A giant reset button

Jeff enjoys two giant reset buttons at one time, Dam Neck, Virginia, June 2014

Jeff enjoys two giant reset buttons at one time.  Dam Neck, Virginia, June 2014

“I couldn’t imagine living in a state that didn’t reach the ocean. It was a giant reset button. You could go to the edge of the land and see infinity and feel renewed.”
Avery Sawyer

One year ago today I was sitting in a hospital waiting for Grady to be born.  He didn’t arrive until late that night, and while I was waiting, I wrote the post that would appear the next day.  The post discussed the lovely thought that when babies are born, new parents are born too.

It’s a renewal that doesn’t end with the parents or the day of birth.  As with so many aspects of nature, from oceans to animals, children carry with them immense powers to renew the worn-out hearts of their elders.  When we look at a baby we see infinite possibilities, a big question mark with an underlying premise of optimism.  This was true for me even when Matt was born with a worrisome heart condition and other problems.  Babies are never defined by the immediate, although they inhabit it more decisively than we do.

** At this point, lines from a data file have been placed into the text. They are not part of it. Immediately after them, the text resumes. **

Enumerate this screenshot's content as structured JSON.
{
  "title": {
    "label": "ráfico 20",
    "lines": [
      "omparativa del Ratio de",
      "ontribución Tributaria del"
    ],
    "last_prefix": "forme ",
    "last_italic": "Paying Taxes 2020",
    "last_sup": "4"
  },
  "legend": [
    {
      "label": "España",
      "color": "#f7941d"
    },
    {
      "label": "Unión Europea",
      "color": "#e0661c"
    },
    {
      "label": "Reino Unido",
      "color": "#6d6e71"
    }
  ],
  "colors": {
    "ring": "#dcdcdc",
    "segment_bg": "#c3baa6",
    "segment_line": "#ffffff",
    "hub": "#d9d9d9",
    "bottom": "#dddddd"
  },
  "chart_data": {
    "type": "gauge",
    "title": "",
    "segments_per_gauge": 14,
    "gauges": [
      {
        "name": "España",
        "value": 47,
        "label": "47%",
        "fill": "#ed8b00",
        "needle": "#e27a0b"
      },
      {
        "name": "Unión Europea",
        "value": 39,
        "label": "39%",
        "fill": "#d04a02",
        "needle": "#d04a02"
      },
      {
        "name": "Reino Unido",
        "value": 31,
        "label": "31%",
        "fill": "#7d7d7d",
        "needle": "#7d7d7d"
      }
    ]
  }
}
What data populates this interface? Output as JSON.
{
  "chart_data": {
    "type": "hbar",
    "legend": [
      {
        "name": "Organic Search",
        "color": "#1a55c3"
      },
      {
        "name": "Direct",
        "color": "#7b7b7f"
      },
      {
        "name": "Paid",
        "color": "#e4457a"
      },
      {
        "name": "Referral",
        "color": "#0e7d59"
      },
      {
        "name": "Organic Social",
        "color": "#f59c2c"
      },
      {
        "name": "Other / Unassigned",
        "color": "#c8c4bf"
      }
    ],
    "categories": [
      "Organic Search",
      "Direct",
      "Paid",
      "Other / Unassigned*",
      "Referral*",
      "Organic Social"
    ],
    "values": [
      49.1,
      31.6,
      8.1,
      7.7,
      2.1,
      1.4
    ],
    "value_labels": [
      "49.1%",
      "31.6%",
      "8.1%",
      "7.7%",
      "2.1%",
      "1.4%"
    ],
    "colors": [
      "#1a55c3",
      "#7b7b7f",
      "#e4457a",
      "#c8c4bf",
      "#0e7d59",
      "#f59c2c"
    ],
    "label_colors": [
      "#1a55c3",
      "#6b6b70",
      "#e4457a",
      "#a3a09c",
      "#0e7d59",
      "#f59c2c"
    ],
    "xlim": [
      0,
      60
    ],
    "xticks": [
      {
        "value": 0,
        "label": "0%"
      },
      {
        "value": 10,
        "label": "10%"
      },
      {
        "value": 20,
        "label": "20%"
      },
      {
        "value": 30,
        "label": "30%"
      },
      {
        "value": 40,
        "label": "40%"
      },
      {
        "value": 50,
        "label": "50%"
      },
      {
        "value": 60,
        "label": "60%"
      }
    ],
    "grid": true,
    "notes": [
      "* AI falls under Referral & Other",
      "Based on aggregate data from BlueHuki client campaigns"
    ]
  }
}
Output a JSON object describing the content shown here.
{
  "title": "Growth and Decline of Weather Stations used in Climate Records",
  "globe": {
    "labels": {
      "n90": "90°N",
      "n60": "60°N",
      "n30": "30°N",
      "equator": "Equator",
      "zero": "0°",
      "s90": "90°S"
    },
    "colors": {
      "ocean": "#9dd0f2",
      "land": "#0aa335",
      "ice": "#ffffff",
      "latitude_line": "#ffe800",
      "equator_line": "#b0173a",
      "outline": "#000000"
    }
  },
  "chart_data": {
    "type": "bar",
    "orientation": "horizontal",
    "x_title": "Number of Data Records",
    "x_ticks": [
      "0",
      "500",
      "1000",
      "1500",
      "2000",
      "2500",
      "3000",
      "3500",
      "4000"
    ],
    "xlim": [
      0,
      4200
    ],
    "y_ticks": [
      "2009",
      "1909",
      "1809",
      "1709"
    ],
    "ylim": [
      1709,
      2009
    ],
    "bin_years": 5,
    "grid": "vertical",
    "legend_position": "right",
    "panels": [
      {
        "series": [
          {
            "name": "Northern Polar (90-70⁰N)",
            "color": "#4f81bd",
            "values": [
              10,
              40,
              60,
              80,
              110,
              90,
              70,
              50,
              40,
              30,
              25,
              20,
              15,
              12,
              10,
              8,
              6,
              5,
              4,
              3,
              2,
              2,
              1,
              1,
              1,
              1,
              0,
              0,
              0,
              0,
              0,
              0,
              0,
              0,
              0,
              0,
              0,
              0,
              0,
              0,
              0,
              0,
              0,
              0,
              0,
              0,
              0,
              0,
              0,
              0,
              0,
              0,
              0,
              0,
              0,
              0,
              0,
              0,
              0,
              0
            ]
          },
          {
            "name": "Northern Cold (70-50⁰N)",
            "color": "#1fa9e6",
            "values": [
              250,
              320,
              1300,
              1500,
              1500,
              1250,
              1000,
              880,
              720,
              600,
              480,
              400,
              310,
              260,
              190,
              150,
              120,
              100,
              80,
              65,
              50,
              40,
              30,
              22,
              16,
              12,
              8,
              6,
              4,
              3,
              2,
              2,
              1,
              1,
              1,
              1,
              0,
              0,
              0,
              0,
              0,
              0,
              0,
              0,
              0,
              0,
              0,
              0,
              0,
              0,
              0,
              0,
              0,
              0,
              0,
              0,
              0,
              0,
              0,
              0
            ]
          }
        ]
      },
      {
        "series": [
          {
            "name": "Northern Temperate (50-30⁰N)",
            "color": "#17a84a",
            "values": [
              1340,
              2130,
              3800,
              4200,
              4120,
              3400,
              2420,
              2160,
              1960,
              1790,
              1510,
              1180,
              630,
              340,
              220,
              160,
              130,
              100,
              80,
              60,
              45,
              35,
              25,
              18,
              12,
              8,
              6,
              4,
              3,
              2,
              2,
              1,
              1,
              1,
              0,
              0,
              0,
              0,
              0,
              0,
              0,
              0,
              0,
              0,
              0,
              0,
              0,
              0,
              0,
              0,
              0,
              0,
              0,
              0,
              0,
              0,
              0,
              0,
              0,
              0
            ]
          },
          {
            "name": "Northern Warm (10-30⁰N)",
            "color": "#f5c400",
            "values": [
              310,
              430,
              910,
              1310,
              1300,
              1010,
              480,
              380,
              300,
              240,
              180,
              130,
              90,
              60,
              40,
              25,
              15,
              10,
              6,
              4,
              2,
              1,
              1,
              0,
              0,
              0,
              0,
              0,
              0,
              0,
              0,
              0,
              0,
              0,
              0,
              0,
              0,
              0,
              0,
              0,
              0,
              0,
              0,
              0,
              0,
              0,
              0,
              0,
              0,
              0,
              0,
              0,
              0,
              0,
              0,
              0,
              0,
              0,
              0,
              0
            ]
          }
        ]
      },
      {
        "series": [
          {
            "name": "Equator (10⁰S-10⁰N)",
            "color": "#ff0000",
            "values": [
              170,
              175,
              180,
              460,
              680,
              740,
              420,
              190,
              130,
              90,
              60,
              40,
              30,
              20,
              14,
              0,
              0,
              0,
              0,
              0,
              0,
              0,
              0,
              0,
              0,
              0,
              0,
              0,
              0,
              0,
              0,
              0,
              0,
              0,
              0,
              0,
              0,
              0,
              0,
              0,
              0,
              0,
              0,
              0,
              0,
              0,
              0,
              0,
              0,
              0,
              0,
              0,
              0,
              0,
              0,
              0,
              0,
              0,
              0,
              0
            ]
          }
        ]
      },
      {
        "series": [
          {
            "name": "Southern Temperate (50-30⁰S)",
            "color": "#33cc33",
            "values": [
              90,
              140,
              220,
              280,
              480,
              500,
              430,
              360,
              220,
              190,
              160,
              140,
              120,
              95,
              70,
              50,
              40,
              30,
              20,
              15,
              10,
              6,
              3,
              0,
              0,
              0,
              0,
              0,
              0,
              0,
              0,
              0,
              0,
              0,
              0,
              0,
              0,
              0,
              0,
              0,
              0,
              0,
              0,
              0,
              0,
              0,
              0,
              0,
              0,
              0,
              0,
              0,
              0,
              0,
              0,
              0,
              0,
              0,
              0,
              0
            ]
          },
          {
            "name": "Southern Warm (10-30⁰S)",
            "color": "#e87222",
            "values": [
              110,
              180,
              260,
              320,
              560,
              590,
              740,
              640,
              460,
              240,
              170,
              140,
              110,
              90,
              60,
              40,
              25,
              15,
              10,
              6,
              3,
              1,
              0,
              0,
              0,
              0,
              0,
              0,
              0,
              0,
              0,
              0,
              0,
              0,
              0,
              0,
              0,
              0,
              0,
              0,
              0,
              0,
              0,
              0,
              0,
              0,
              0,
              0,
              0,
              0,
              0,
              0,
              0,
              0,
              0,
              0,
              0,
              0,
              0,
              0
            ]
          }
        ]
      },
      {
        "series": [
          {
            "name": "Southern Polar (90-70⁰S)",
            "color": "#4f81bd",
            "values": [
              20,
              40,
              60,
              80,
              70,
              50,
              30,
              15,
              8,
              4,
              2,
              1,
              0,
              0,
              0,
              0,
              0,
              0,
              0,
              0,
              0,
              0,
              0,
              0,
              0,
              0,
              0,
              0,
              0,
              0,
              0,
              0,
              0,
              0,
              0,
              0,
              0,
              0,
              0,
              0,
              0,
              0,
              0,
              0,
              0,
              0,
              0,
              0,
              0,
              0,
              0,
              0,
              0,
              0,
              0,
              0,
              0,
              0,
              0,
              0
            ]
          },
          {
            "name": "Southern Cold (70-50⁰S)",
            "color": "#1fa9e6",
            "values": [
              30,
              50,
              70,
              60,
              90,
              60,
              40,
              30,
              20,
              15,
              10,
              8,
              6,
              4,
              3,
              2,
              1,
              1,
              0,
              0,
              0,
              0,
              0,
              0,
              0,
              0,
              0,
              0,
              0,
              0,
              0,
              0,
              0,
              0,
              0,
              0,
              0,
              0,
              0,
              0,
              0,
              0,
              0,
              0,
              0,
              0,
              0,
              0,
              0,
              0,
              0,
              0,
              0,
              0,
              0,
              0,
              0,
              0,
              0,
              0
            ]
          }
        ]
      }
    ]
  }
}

If you are feeling in a rut, or at a dead end, find your own reset button.  They are everywhere.  It doesn’t have to be an ocean or a baby, although I highly recommend the effectiveness of both as a remedy for the doldrums.  I think it can be any aspect of nature that hints of infinity, or any pastime that brings beauty, joy and wonder into your life.

Looking at the photo above, I realize the promise of renewal that arrived one year ago today is still with us, “new every morning,” and I give thanks with a grateful heart.

One year ago tomorrow:

Something absolutely new

This post was first published seven years ago today. The original post, comments and photo are linked, along with two other related posts, below. These links to related posts, and their thumbnail photos, do not appear in the blog feed; they are only visible when viewing the individual posts by clicking on each one. I have no idea why, nor do I know how they choose the related posts. That’s just the way WordPress does things.



  1. Good morning, Julia! The view from a mountain top or airplane work for me, too. There’s something about gardening that also speaks to possibilities.
    It’s perspective.

    • Yes, I think anything that shows us the world from a slightly different angle can be quite calming. It takes us out of the “crisis mode” or “boredom mode” or “stress mode” than can take over so easily. I suppose it’s a form of distraction, but a healthy and happy one.